Im Tauziehen um die Wahl von Betriebsräten für das Kabinenpersonal an den deutschen Basen des irischen Billigfliegers Ryanair sind die Beschäftigten und ihre Gewerkschaft ver.di wieder einen Schritt weiter gekommen. So hat das Bundeskabinett nach ver.di-Angaben bei seiner jüngsten Klausursitzung auf Vorschlag von Arbeitsminister Hubertus Heil (SPD) einen Gesetzentwurf verabschiedet, der bisher bestehende Hindernisse für Betriebsratswahlen aus dem Weg räumen soll.

Mit der angestrebten Änderung von Paragraf 117 (2) des Betriebsverfassungsgesetzes soll eine Sonderregelung abgeschafft werden, nach der die Arbeitgeberseite mit der Verweigerung eines Tarifvertrags über Betriebsratswahlen das Zustandekommen einer betrieblichen Interessenvertretung für das fliegende Personal bei Luftfahrtgesellschaften bislang blockieren konnte. Die Neufassung des Gesetzes könnte nach einer Beschlussfassung im Bundestag und Verkündung im Bundesgesetzblatt durch den Bundespräsidenten gegebenenfalls noch vor Jahresende in Kraft treten.

«Wenn die Betriebsratsgarantie Gesetz wird, schützt sie Crewmitglieder vor der Willkür der mittlerweile immer zahlreicher werdenden Billigflieger, die prekär beschäftigen und bezahlen», erklärte ver.di-Chef Frank Bsirske und freute sich darüber, dass Minister Heil nach persönlichen Gesprächen mit streikenden Ryanair-Beschäftigten in Berlin und Frankfurt «Wort gehalten» und gehandelt habe. «Wenn Gewerkschaften Druck machen und Politiker den Menschen zuhören, dann hat arbeitnehmerfreundliche Politik eine Chance», so Bsirske. Zustimmung zum Beschluss des Bundeskabinetts signalisierte auch der Berliner Bundestagsabgeordnete Pascal Meiser (LINKE), der die zurückliegenden Streiks bei Ryanair für einen Tarifvertrag persönlich unterstützt hatte. «Ryanair-Chef Michael O’Leary muss spüren, dass der deutsche Staat willens und in der Lage ist, geltendes Recht auch bei international operierenden Unternehmen wie Ryanair durchzusetzen», so Meiser. Deshalb sei es gut, dass die Bundesregierung jetzt endlich handelt und unsere Vorschläge aufgreift.« Nun müsse der Gesetzestext schnell dem Parlament zugeleitet werden, »damit ausreichend Zeit bleibt, um zu prüfen, ob er tatsächlich zu einer Stärkung der Mitbestimmung für das fliegende Personal sorgen wird«. Darüber hinaus bleibe die Bundesregierung »weiter gefordert, den Vorwurf der anhaltenden illegalen Arbeitnehmerüberlassung bei Ryanair vollständig aufzuklären«, so der Parlamentarier.

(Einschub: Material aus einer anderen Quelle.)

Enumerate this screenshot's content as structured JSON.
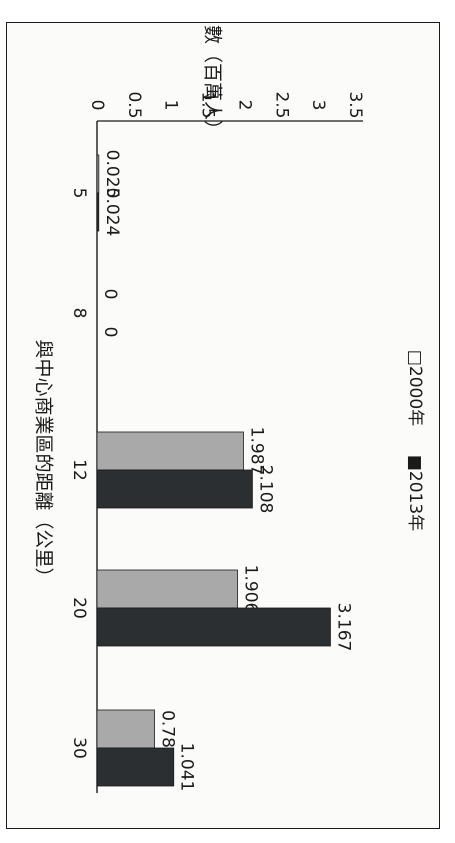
{
  "chart_data": {
    "type": "bar",
    "orientation": "rotated-90-clockwise",
    "categories": [
      "5",
      "8",
      "12",
      "20",
      "30"
    ],
    "series": [
      {
        "name": "□2000年",
        "values": [
          0.025,
          0,
          1.987,
          1.906,
          0.78
        ],
        "color": "#a9a9a9"
      },
      {
        "name": "■2013年",
        "values": [
          0.024,
          0,
          2.108,
          3.167,
          1.041
        ],
        "color": "#2b2f31"
      }
    ],
    "value_labels": [
      [
        "0.025",
        "0",
        "1.987",
        "1.906",
        "0.78"
      ],
      [
        "0.024",
        "0",
        "2.108",
        "3.167",
        "1.041"
      ]
    ],
    "yticks": [
      "0",
      "0.5",
      "1",
      "1.5",
      "2",
      "2.5",
      "3",
      "3.5"
    ],
    "ylim": [
      0,
      3.5
    ],
    "ylabel": "人口數（百萬人）",
    "xlabel": "與中心商業區的距離（公里）",
    "legend_position": "top"
  }
}
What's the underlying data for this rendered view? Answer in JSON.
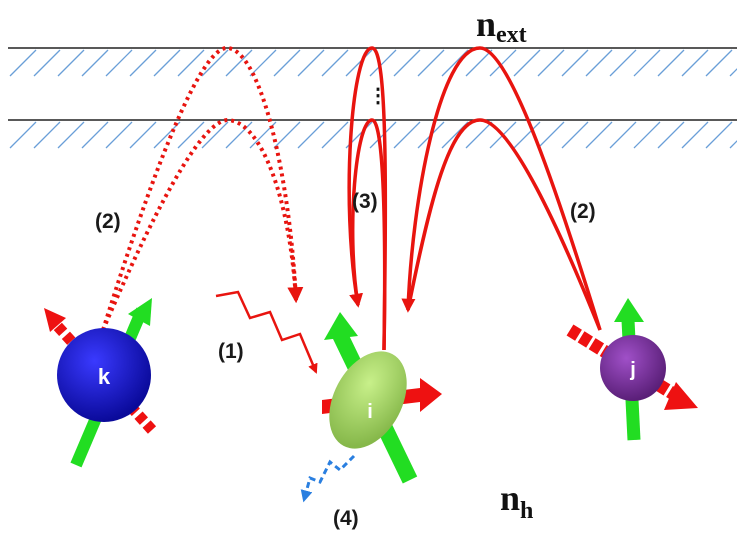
{
  "labels": {
    "n_ext_main": "n",
    "n_ext_sub": "ext",
    "n_h_main": "n",
    "n_h_sub": "h",
    "process_1": "(1)",
    "process_2_left": "(2)",
    "process_2_right": "(2)",
    "process_3": "(3)",
    "process_4": "(4)",
    "dots": "⋮"
  },
  "atoms": {
    "k": "k",
    "i": "i",
    "j": "j"
  },
  "colors": {
    "path_red": "#e8140f",
    "spin_green": "#22dd22",
    "spin_red": "#ee1111",
    "atom_k": "#1414c8",
    "atom_i": "#9ed05a",
    "atom_j": "#7b2f9e",
    "emission_blue": "#2a7fe0",
    "layer_hatch": "#6a9fd8"
  }
}
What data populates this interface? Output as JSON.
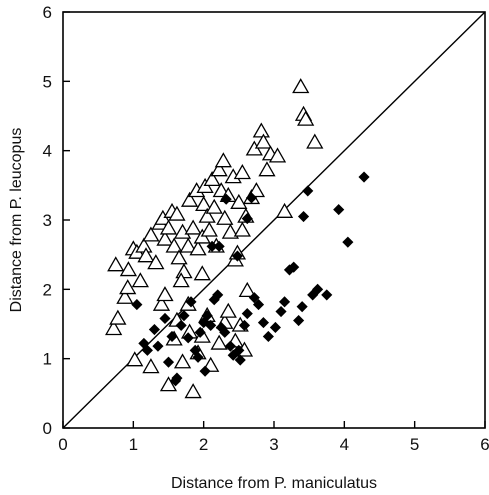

Nach einer Mitgliedervotum der ver-di-Mitglieder bei Ryanair über Eckpunkte eines Tarifvertrags erwarten Gewerkschafter nun einen raschen Vertragsabschluss mit dem Management des irischen Billigfliegers. Damit betreten sie Neuland, denn Konzernchef O’Leary hatte genau dies noch vor einem Jahr ausgeschlossen und verkündet: »Eher friert die Hölle zu, als dass wir Gewerkschaften zulassen.« Weil Betriebsräte sich gegen Arbeitgeberwillkür stemmen können und die Aufgabe haben, bestehende Tarifverträge und Schutzrechte zugunsten der Beschäftigten zu überwachen, kommt ihnen gerade auch nach einem Tarifabschluss bei Ryanair eine große Bedeutung zu.